There is a time to rejoice in God’s abundant earthly blessings.  There is a time to rest, a time to laugh, and a time to feast.  But there is also a season for reflection, for honest self-assessment, for recommitment to the more demanding aspects of our Christian walk.  Lent is just such a season.  The First Epistle of Peter reminds us that we are sojourners, and that we ought to “abstain from the passions of the flesh, which wage war” against our souls (1 Peter 2:11).  In light of Christ’s suffering, we should “live for the rest of the time in the flesh no longer for human passions, but for the will of God. (1 Peter 4:2).  This Epistle, at five chapters in length, could be preached as a midweek Lent sermon series. 

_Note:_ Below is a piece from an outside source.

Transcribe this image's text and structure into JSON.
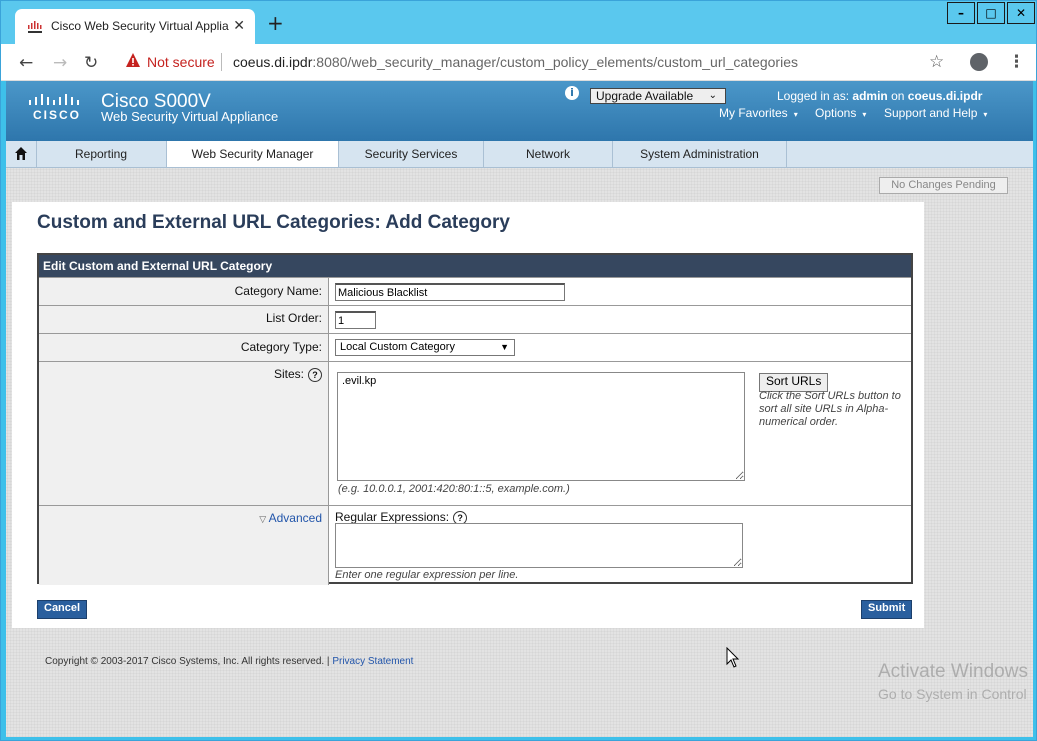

At the outset, Peter calls Christians “elect exiles” (1 Peter 1:1), not fully at home on this earth.  Everything under the sun is vanity (Ecc. 1:3).  All the glory of man is doomed to pass away (1 Peter 1:24).  The heathen go about in futility (1 Peter 1:18), sinful passions, and ignorance (1 Peter 1:14).  But we have been born again (1 Peter 1:3), ransomed (1 Peter 1:18), promised an inheritance (1 Peter 1:4), and are being guarded until the Last Day (1 Peter 1:5).  Peter builds on many of these teachings throughout the letter.   

Although we are not at home in this world, how we live here and now does matter for the Christian.  Jesus’ death, our faith, and our hope for things to come all inform the way we should think and live here and now.  It is not as though faith were merely a spiritual or otherworldly matter.  Although we wait for the full joys of heaven (1 Peter 1:4), though we long for the day when we will see Jesus (1 Peter 1:8), the Lord has called us for specific purposes in this life. 

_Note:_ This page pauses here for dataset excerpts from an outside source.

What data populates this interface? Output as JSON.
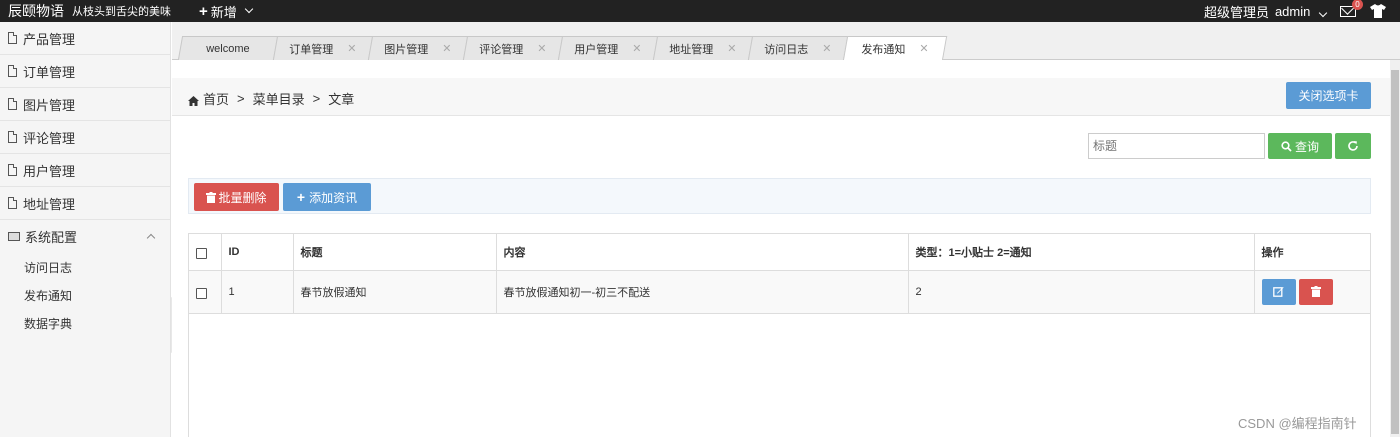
{
  "header": {
    "brand": "辰颐物语",
    "slogan": "从枝头到舌尖的美味",
    "new_label": "新增",
    "role": "超级管理员",
    "username": "admin",
    "mail_badge": "0"
  },
  "sidebar": {
    "items": [
      {
        "label": "产品管理"
      },
      {
        "label": "订单管理"
      },
      {
        "label": "图片管理"
      },
      {
        "label": "评论管理"
      },
      {
        "label": "用户管理"
      },
      {
        "label": "地址管理"
      }
    ],
    "config_group": {
      "label": "系统配置",
      "children": [
        {
          "label": "访问日志"
        },
        {
          "label": "发布通知"
        },
        {
          "label": "数据字典"
        }
      ]
    }
  },
  "tabs": [
    {
      "label": "welcome"
    },
    {
      "label": "订单管理"
    },
    {
      "label": "图片管理"
    },
    {
      "label": "评论管理"
    },
    {
      "label": "用户管理"
    },
    {
      "label": "地址管理"
    },
    {
      "label": "访问日志"
    },
    {
      "label": "发布通知",
      "active": true
    }
  ],
  "breadcrumb": {
    "home": "首页",
    "sep": ">",
    "level1": "菜单目录",
    "level2": "文章"
  },
  "close_tabs_label": "关闭选项卡",
  "search": {
    "placeholder": "标题",
    "button_label": "查询"
  },
  "actions": {
    "batch_delete_label": "批量删除",
    "add_label": "添加资讯"
  },
  "table": {
    "columns": [
      "ID",
      "标题",
      "内容",
      "类型：1=小贴士 2=通知",
      "操作"
    ],
    "rows": [
      {
        "id": "1",
        "title": "春节放假通知",
        "content": "春节放假通知初一-初三不配送",
        "type": "2"
      }
    ]
  },
  "watermark": "CSDN @编程指南针",
  "colors": {
    "topbar": "#222222",
    "primary": "#5b9bd5",
    "success": "#5cb85c",
    "danger": "#d9534f"
  }
}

The LORD ransomed Israel from Egypt at great cost.  The toll was tremendous destruction and loss of life for Egypt.  In memory of this, all the firstborn of Israel had to be redeemed (Ex. 34:19-20).  The Lord purchased Israel neither for libertinism nor for anarchy; he did not ransom them just so they could be free for freedom’s sake.  Rather, the LORD liberated them in order to worship him (Ex. 8:1), dwell with him (Ex. 15:13), be his (Ex. 19:4), to obey him (Ex. 24:7), and ultimately to raise up a prophet like Moses (Deut. 18:15-18) and Abraham’s Seed, through whom the whole earth would be blessed.  conduct yourselves with fear throughout the time of your exile

Christians too are redeemed for specific purposes.  We are called to endure “various trials” (1 Peter 1:6).  These refine our faith, just as a furnace purges away impurity from gold.  Yet our faith is more precious than gold, which is doomed to perish along with this world (1 Peter 1:7; 24).  The heat may be unpleasant, but the result is beautiful.  Even in the midst of suffering, we should rejoice.  The trials are for our benefit and God’s glory.  We are not yet fully free from this world; we do not yet see Jesus face to face.  Thus the need for faith (Heb. 11:1).   

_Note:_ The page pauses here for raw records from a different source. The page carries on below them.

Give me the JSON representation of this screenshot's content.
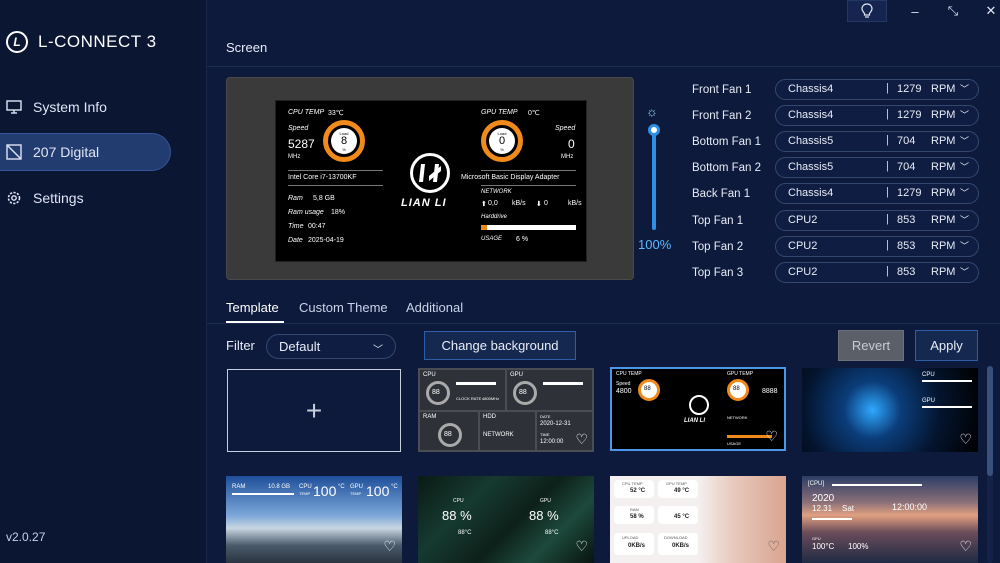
{
  "app": {
    "name": "L-CONNECT 3",
    "logo_glyph": "L",
    "version": "v2.0.27"
  },
  "sidebar": {
    "items": [
      {
        "label": "System Info",
        "icon": "monitor-icon"
      },
      {
        "label": "207 Digital",
        "icon": "display-icon",
        "active": true
      },
      {
        "label": "Settings",
        "icon": "gear-icon"
      }
    ]
  },
  "titlebar": {
    "bulb": "lightbulb-icon",
    "minimize": "–",
    "restore": "⤡",
    "close": "✕"
  },
  "screen": {
    "title": "Screen",
    "lcd": {
      "cpu_temp_label": "CPU TEMP",
      "cpu_temp": "33℃",
      "speed_label": "Speed",
      "cpu_speed": "5287",
      "cpu_speed_unit": "MHz",
      "load_label": "Load",
      "cpu_load": "8",
      "pct": "%",
      "cpu_name": "Intel Core i7-13700KF",
      "ram_label": "Ram",
      "ram": "5,8 GB",
      "ram_usage_label": "Ram usage",
      "ram_usage": "18%",
      "time_label": "Time",
      "time": "00:47",
      "date_label": "Date",
      "date": "2025-04-19",
      "gpu_temp_label": "GPU TEMP",
      "gpu_temp": "0℃",
      "gpu_load": "0",
      "gpu_speed": "0",
      "gpu_speed_unit": "MHz",
      "gpu_name": "Microsoft Basic Display Adapter",
      "network_label": "NETWORK",
      "net_up": "0,0",
      "net_up_unit": "kB/s",
      "net_down": "0",
      "net_down_unit": "kB/s",
      "harddrive_label": "Harddrive",
      "usage_label": "USAGE",
      "usage": "6 %",
      "usage_fraction": 0.06,
      "brand": "LIAN LI"
    }
  },
  "brightness": {
    "value": "100%",
    "fraction": 1.0
  },
  "fans": [
    {
      "label": "Front Fan 1",
      "source": "Chassis4",
      "rpm": "1279",
      "unit": "RPM"
    },
    {
      "label": "Front Fan 2",
      "source": "Chassis4",
      "rpm": "1279",
      "unit": "RPM"
    },
    {
      "label": "Bottom Fan 1",
      "source": "Chassis5",
      "rpm": "704",
      "unit": "RPM"
    },
    {
      "label": "Bottom Fan 2",
      "source": "Chassis5",
      "rpm": "704",
      "unit": "RPM"
    },
    {
      "label": "Back Fan 1",
      "source": "Chassis4",
      "rpm": "1279",
      "unit": "RPM"
    },
    {
      "label": "Top Fan 1",
      "source": "CPU2",
      "rpm": "853",
      "unit": "RPM"
    },
    {
      "label": "Top Fan 2",
      "source": "CPU2",
      "rpm": "853",
      "unit": "RPM"
    },
    {
      "label": "Top Fan 3",
      "source": "CPU2",
      "rpm": "853",
      "unit": "RPM"
    }
  ],
  "tabs": [
    {
      "label": "Template",
      "active": true
    },
    {
      "label": "Custom Theme"
    },
    {
      "label": "Additional"
    }
  ],
  "toolbar": {
    "filter_label": "Filter",
    "filter_value": "Default",
    "change_background": "Change background",
    "revert": "Revert",
    "apply": "Apply"
  },
  "templates": {
    "add_glyph": "+",
    "t2": {
      "cpu": "CPU",
      "gpu": "GPU",
      "ram": "RAM",
      "hdd": "HDD",
      "network": "NETWORK",
      "date_lbl": "DATE",
      "date": "2020-12-31",
      "time_lbl": "TIME",
      "time": "12:00:00",
      "v88": "88",
      "clock": "CLOCK RATE",
      "clock_val": "4800MHz"
    },
    "t3": {
      "cpu_temp": "CPU TEMP",
      "gpu_temp": "GPU TEMP",
      "speed": "Speed",
      "v4800": "4800",
      "v8888": "8888",
      "v88": "88",
      "brand": "LIAN LI",
      "network": "NETWORK",
      "usage": "USAGE"
    },
    "t4": {
      "cpu": "CPU",
      "gpu": "GPU"
    },
    "t5": {
      "ram": "RAM",
      "ram_val": "10.8 GB",
      "cpu": "CPU",
      "cpu_val": "100",
      "gpu": "GPU",
      "gpu_val": "100",
      "deg": "°C",
      "temp": "TEMP"
    },
    "t6": {
      "cpu": "CPU",
      "gpu": "GPU",
      "cpu_pct": "88 %",
      "gpu_pct": "88 %",
      "cpu_temp": "88°C",
      "gpu_temp": "88°C"
    },
    "t7": {
      "cpu_temp": "CPU TEMP",
      "gpu_temp": "GPU TEMP",
      "c52": "52 °C",
      "c49": "49 °C",
      "ram": "RAM",
      "p58": "58 %",
      "c45": "45 °C",
      "upload": "UPLOAD",
      "download": "DOWNLOAD",
      "up": "0KB/s",
      "down": "0KB/s"
    },
    "t8": {
      "cpu": "[CPU]",
      "gpu": "GPU",
      "year": "2020",
      "date": "12.31",
      "day": "Sat",
      "time": "12:00:00",
      "c100": "100°C",
      "p100": "100%"
    }
  },
  "colors": {
    "accent": "#2f8fe6",
    "orange": "#f08a1a",
    "bg": "#0d1a3c",
    "sidebar": "#0b1633"
  }
}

Christians are also called to holiness.  Rather than obeying passions, foolishness, and worldly mindsets, we are to be ready for action and sober minded in this life, and hopeful of future encounter with Jesus, rather earthbound in our thoughts (1 Peter 1:13).   Sinful passions tear apart Christian fellowship, and so we are called to lay these aside and instead love one another “earnestly, with a pure heart” (1 Peter 1:22).     

Although everything under the sun perishes, rots, fails, disappoints, dies, and is forgotten, the word of God endures forever.  And since that same word which endures has kindled faith in our hearts, we Christians will also endure into eternity.  While we continue on our earthly pilgrimage, we are to hope in God, endure difficulty, live in love with others here on earth, resist the Devil, and praise God in all we do. 

The preacher can urge his hearers that whether they eat or drink, fast or abstain this Lent that they at least reflect upon their spiritual life. We are surrounded by the world’s comforts. It is easy to think we are at home here on earth. But since Christ has risen from the dead, our faith and hope are in God (1 Peter 1:21) and our true home is in heaven.